Ler poesia. Ouvir poesia. Sentir a poesia. Perceber a poesia. Analisar poesia. Escrever poesia. ------ [E mais um Cadavre Exquis Poético - para ajudar a responder à pergunta: faz sentido analisar a poesia?]


No post abaixo, festejo o regresso de Pedro Mexia à blogosfera. Um malparado muito diferente daquele a que nos habituámos. Mas isso é a seguir.

Aqui, agora, a conversa é outra e tenho que tentar ser breve porque daqui a nada tenho que estar a pé que me espera mais um daqueles dias que começa antes do sol raiar. 

Vou aventurar-me por terrenos em que escorrego mal ponho o pé. Sei bem disso. Mas fazer o quê? se gosto de andar por sítios assim. Vou escolher umas imagens que têm o seu quê de infantil para que vejam bem que não me tomo a sério e que, ao dizer o que vou dizer, assumo que, deve ser o meu lado pouco adulto (ou inculto) a manifestar-se.

^^



Música por favor, 
que esta é conversa que se debruça sobre o sonho (ou sobre a fala) dos anjos


Arvo Pärt


^^

Leio poesia há muitos anos, desde os meus treze anos talvez. Tenho uma estante própria e de boa dimensão para poesia e, ainda assim, a mesa em que escrevo tem a toda a volta (é redonda) vários montes de livros de poesia. Tenho uma necessidade que é da ordem da adição: todos os dias tenho que ler um poema, um ou mais. Apenas em férias interrompo. Mas, por vezes, como qualquer viciado em estado de carência, abro um livro e leio um poema, mesmo que de fugida, mesmo que a total despropósito. 
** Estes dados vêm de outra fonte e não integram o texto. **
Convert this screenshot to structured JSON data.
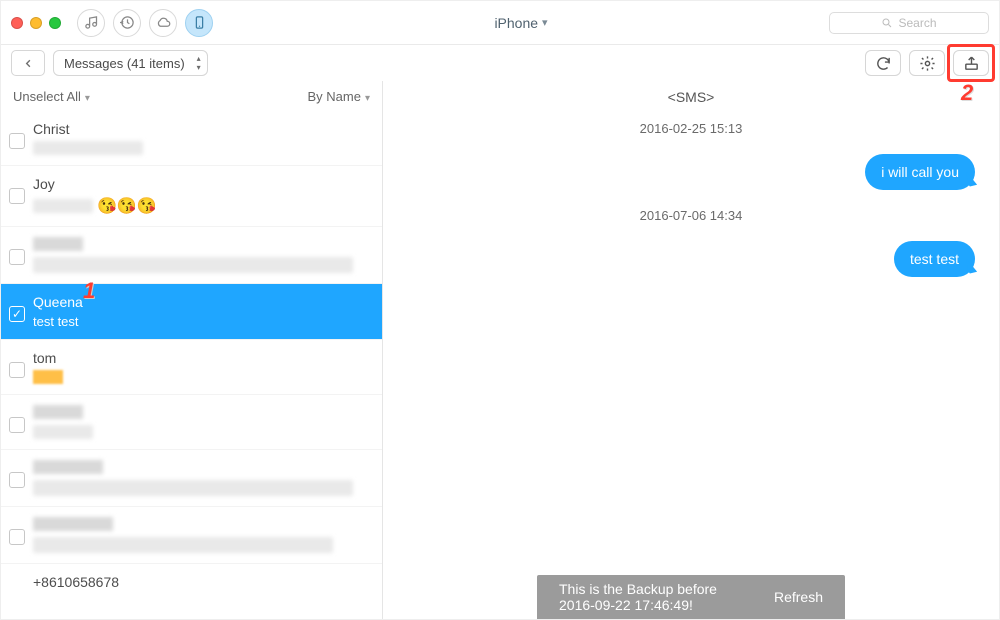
{
  "header": {
    "device_label": "iPhone",
    "search_placeholder": "Search"
  },
  "subheader": {
    "crumb_label": "Messages (41 items)"
  },
  "list": {
    "unselect_label": "Unselect All",
    "sort_label": "By Name",
    "threads": [
      {
        "name": "Christ",
        "preview": "",
        "selected": false,
        "blurred_preview": true,
        "emoji": false
      },
      {
        "name": "Joy",
        "preview": "😘😘😘",
        "selected": false,
        "blurred_preview": true,
        "emoji": true
      },
      {
        "name": "",
        "preview": "",
        "selected": false,
        "blurred_preview": true,
        "blurred_name": true
      },
      {
        "name": "Queena",
        "preview": "test test",
        "selected": true
      },
      {
        "name": "tom",
        "preview": "",
        "selected": false,
        "yellowbox": true
      },
      {
        "name": "",
        "preview": "",
        "selected": false,
        "blurred_preview": true,
        "blurred_name": true
      },
      {
        "name": "",
        "preview": "",
        "selected": false,
        "blurred_preview": true,
        "blurred_name": true,
        "long": true
      },
      {
        "name": "",
        "preview": "",
        "selected": false,
        "blurred_preview": true,
        "blurred_name": true,
        "long": true
      },
      {
        "name": "+8610658678",
        "preview": "",
        "selected": false
      }
    ]
  },
  "detail": {
    "title": "<SMS>",
    "messages": [
      {
        "type": "timestamp",
        "text": "2016-02-25 15:13"
      },
      {
        "type": "out",
        "text": "i will call you"
      },
      {
        "type": "timestamp",
        "text": "2016-07-06 14:34"
      },
      {
        "type": "out",
        "text": "test test"
      }
    ]
  },
  "footer": {
    "toast": "This is the Backup before 2016-09-22 17:46:49!",
    "refresh": "Refresh"
  },
  "callouts": {
    "one": "1",
    "two": "2"
  },
  "icons": {
    "music": "music-icon",
    "history": "history-icon",
    "cloud": "cloud-icon",
    "device": "device-icon",
    "back": "chevron-left-icon",
    "refresh": "refresh-icon",
    "settings": "gear-icon",
    "export": "export-icon",
    "search": "search-icon"
  }
}
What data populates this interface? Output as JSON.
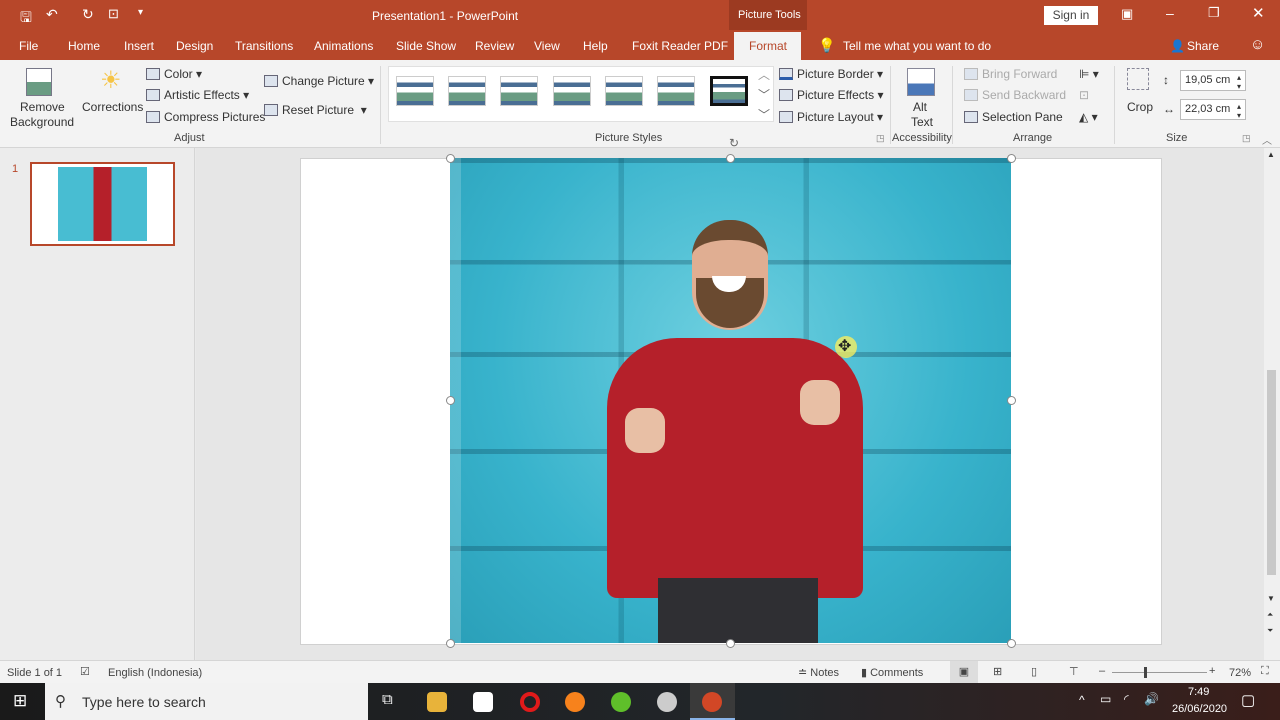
{
  "title": {
    "app_title": "Presentation1  -  PowerPoint",
    "context": "Picture Tools",
    "sign_in": "Sign in"
  },
  "tabs": [
    {
      "label": "File"
    },
    {
      "label": "Home"
    },
    {
      "label": "Insert"
    },
    {
      "label": "Design"
    },
    {
      "label": "Transitions"
    },
    {
      "label": "Animations"
    },
    {
      "label": "Slide Show"
    },
    {
      "label": "Review"
    },
    {
      "label": "View"
    },
    {
      "label": "Help"
    },
    {
      "label": "Foxit Reader PDF"
    },
    {
      "label": "Format"
    }
  ],
  "tell_me": "Tell me what you want to do",
  "share": "Share",
  "ribbon": {
    "adjust": {
      "remove_bg_1": "Remove",
      "remove_bg_2": "Background",
      "corrections": "Corrections",
      "color": "Color",
      "artistic": "Artistic Effects",
      "compress": "Compress Pictures",
      "change": "Change Picture",
      "reset": "Reset Picture",
      "group": "Adjust"
    },
    "styles": {
      "border": "Picture Border",
      "effects": "Picture Effects",
      "layout": "Picture Layout",
      "group": "Picture Styles"
    },
    "accessibility": {
      "alt1": "Alt",
      "alt2": "Text",
      "group": "Accessibility"
    },
    "arrange": {
      "forward": "Bring Forward",
      "backward": "Send Backward",
      "selection": "Selection Pane",
      "group": "Arrange"
    },
    "size": {
      "crop": "Crop",
      "height": "19,05 cm",
      "width": "22,03 cm",
      "group": "Size"
    }
  },
  "thumbs": {
    "number": "1"
  },
  "status": {
    "slide": "Slide 1 of 1",
    "language": "English (Indonesia)",
    "notes": "Notes",
    "comments": "Comments",
    "zoom": "72%",
    "zoom_percent": 72
  },
  "taskbar": {
    "search": "Type here to search",
    "time": "7:49",
    "date": "26/06/2020"
  },
  "colors": {
    "accent": "#b7472a"
  }
}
Sou leitora assídua de poesia mas não sou uma leitora exemplar. Sou aliás a antítese disso. Não pego num livro e não começo a ler de seguida, página após página. Nem consigo nunca começar pelo princípio. Não sei porquê mas não consigo. Mais depressa vou ler o último ou o índice. Gosto de ler o índice para ver se, pelo nome, consigo ir direitinha ao melhor. Se não acerto, o que faço é abrir ao acaso e ler e depois andar para trás ou para a frente. Se me agrada o início de um poema, leio-o todo, senão passo para outro. Depois não fico a interpretá-lo nem a tentar perceber o que significa. Impossível fazê-lo. Na poesia eu acho que as palavras saem porque saem ou saem porque têm um significado para quem as escreveu. Depois de o terem escrito de forma inconsciente, se calhar, os poetas rematam as pontas, tiram os alfinetes, sobem as bainhas, essas coisas, acabamentos. Se calhar, só depois o dão como pronto.




Que me desculpem os estudiosos, a boa gente séria que sabe como desmantelar um poema sem o estragar, para que à vista desarmada ele continue a parecer aquilo que era, um poema genuíno. É ignorância minha, eu sei, mas parece-me que querer descobrir algum significado num poema parece-me um acto de divinação absurdo, ou um acto de voyeurismo despropositado. Ou seja, interpretar um poema parece-me estultícia. Mas que não se zanguem comigo os que o fazem e fazem bem – como confessei, não sou bem comportada, não sou boa aluna, não sou by the book (em nada nesta vida). 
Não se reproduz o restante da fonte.